Blease v. Gerlington, 92 U.S. 1 (1875)

Blease v. Gerlington

92 U.S. 1


1. Cases in equity come here from the circuit courts and the district courts sitting as circuit courts by appeal, and are heard upon the proofs sent up with the record. No new evidence can be received here.

2. So much of the Judiciary Act of 1789 as relates to the oral examination of witnesses in open court in causes in equity was not expressly repealed until the adoption of the Revised Statutes, sec. 86l of which provides that "the mode of proof in causes of equity and of admiralty and maritime jurisdiction shall be according to the rules now or hereafter prescribed by the Supreme Court, except as herein specially provided."

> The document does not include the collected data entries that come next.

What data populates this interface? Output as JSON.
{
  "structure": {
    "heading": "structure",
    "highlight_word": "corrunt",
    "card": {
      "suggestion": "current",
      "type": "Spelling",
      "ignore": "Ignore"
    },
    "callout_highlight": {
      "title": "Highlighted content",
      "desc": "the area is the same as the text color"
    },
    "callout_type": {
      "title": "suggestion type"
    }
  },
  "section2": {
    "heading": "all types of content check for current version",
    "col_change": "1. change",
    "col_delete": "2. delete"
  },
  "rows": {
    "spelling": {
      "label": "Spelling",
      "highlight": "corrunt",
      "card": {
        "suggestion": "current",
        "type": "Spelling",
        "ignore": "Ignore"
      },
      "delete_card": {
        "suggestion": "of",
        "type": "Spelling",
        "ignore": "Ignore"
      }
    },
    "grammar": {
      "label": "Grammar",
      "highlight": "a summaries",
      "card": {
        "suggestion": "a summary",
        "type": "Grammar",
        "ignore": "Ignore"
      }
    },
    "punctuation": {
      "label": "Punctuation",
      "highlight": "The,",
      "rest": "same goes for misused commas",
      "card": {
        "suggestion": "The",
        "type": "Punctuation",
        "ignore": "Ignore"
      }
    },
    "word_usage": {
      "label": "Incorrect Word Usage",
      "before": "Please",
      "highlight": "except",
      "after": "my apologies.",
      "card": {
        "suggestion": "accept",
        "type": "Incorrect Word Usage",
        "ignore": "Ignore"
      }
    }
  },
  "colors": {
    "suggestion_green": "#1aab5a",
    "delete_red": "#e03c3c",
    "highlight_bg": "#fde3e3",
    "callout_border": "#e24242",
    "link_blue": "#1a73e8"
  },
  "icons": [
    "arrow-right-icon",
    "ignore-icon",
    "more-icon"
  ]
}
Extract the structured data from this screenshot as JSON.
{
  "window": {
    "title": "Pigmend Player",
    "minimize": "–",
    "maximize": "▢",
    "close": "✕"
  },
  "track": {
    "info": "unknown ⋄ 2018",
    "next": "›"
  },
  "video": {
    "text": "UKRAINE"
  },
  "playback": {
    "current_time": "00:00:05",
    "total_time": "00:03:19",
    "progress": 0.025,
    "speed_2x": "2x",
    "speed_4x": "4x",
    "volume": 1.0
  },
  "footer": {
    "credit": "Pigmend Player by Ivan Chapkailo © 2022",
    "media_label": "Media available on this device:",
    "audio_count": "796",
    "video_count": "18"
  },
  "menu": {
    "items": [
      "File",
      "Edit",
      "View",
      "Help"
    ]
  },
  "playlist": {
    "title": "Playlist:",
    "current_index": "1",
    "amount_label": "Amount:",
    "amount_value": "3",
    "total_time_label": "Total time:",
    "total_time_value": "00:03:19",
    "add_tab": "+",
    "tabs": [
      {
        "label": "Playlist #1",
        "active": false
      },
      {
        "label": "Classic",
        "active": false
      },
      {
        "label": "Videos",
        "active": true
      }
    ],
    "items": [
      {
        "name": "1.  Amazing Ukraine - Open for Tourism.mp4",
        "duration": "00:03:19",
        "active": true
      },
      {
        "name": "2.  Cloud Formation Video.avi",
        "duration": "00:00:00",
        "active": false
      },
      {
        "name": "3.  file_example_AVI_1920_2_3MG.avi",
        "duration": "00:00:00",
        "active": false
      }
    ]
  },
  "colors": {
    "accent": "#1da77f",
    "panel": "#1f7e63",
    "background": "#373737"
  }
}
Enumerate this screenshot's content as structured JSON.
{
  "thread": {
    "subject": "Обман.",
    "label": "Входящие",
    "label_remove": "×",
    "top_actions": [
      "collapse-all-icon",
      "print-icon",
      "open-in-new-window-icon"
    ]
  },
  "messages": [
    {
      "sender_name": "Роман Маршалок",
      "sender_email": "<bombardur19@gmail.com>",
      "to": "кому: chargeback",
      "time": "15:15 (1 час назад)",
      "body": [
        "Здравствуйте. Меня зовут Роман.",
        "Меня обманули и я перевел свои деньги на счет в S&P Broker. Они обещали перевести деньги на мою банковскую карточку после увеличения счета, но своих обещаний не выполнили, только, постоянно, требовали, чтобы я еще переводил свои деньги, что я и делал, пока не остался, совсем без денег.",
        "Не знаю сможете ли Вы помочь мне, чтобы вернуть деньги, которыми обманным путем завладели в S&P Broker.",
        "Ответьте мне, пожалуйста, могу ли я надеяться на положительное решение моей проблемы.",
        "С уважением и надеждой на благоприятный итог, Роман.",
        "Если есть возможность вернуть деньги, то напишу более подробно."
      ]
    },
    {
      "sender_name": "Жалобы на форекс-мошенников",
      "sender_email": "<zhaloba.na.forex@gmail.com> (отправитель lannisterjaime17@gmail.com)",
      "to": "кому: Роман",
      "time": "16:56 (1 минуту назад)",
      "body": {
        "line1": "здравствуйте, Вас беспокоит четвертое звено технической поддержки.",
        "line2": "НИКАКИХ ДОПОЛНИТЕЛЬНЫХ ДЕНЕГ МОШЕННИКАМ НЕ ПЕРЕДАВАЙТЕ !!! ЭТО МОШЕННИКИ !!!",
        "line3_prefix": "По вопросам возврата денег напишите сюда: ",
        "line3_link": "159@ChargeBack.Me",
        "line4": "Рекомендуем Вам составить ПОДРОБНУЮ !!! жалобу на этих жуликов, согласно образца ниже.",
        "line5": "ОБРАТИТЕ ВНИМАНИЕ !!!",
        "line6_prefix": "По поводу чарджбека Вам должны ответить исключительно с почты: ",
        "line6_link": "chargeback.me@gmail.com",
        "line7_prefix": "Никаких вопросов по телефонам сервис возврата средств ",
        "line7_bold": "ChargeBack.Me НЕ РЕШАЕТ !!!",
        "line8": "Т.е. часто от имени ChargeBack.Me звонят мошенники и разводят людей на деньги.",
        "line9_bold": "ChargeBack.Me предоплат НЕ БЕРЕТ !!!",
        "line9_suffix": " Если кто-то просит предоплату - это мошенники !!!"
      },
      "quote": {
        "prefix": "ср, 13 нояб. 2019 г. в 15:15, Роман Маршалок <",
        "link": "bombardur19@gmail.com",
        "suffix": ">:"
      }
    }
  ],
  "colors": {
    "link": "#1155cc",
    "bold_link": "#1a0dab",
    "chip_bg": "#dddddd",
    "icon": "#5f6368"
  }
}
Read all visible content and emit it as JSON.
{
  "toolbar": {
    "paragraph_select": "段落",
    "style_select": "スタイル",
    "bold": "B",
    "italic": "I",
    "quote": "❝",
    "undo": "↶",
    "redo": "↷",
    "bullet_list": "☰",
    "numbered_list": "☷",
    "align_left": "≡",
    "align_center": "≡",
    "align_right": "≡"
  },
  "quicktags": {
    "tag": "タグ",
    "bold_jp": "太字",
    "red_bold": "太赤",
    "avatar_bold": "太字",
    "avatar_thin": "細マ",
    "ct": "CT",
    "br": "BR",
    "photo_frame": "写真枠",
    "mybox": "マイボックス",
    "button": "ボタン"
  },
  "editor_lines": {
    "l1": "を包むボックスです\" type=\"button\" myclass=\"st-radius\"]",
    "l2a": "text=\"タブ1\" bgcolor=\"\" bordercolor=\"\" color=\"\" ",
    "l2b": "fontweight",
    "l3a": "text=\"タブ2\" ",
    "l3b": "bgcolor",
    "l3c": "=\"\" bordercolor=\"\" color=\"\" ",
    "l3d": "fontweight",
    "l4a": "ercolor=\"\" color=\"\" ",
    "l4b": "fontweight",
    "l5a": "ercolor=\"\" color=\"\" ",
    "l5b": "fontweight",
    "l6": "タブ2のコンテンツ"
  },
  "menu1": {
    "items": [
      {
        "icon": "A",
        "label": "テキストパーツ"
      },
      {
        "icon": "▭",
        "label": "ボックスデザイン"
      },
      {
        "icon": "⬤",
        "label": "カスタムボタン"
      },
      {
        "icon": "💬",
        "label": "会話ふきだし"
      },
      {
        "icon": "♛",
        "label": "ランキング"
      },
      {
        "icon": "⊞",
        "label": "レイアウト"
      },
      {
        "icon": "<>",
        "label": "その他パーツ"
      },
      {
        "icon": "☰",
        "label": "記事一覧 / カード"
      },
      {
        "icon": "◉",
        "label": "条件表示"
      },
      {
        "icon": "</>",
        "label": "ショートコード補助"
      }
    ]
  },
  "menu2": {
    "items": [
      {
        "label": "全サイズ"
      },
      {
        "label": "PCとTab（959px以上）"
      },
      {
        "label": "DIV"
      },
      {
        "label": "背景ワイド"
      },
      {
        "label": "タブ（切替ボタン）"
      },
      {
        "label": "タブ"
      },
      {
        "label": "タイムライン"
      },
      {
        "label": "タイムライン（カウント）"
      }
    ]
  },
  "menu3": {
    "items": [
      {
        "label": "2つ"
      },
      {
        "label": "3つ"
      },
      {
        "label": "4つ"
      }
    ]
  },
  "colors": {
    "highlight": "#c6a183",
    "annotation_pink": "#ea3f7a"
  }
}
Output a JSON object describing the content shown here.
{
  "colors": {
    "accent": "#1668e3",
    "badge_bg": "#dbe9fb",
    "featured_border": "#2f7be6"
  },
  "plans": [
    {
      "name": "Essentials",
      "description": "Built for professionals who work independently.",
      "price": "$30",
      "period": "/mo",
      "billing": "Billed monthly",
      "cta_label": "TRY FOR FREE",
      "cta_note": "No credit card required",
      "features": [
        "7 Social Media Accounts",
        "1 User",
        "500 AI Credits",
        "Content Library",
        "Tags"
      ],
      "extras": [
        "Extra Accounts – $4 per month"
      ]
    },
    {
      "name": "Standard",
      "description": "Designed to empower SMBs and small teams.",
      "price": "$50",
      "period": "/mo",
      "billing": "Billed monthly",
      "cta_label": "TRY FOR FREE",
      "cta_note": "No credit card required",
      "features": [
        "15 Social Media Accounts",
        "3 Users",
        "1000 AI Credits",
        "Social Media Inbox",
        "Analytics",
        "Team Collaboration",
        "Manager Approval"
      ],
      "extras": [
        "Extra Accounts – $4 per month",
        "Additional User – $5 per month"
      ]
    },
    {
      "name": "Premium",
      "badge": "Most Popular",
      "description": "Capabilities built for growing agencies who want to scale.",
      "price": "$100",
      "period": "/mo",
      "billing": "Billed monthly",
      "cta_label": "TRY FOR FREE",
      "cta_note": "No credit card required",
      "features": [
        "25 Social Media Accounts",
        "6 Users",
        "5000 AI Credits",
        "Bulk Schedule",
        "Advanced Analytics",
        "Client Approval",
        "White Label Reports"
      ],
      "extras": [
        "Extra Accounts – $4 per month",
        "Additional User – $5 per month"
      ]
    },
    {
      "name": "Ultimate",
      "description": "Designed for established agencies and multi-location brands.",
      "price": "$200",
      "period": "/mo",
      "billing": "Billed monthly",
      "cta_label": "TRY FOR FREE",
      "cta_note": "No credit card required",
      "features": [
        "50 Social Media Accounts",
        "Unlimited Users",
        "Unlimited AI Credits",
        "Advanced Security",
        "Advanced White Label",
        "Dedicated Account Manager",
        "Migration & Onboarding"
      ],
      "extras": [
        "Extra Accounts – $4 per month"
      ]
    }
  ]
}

3. While this Court does not say that even since the Revised Statutes, the circuit courts may not in their discretion, under the operation of existing rules, permit the examination of witnesses orally in open court upon the hearing of cases in equity, it does say that they are not now by law required to do so, and that if such practice is adopted in any case, the testimony presented in that form must be taken down, or its substance stated in writing and made part of the record or it will be entirely disregarded here on an appeal.

4. If testimony is objected to and ruled out, it must still be sent here with the record, subject to objection, or the ruling will not be considered. A case will not be sent back to have the rejected testimony taken, even though this Court might, on examination, be of opinion that the objection ought not to have been sustained.

5. As this cause is in equity, the Act of 1872, 17 Stat. 197; Rev.Stat., sec. 914, has no application to it.

6. Where a party, knowing the pecuniary condition of a debtor, purchased a claim against him of an ascertained amount, an opinion, however erroneous, expressed by the seller as to the value of the claim does not affect the validity of the sale. Under such circumstances, each party is presumed to rely upon his own judgment.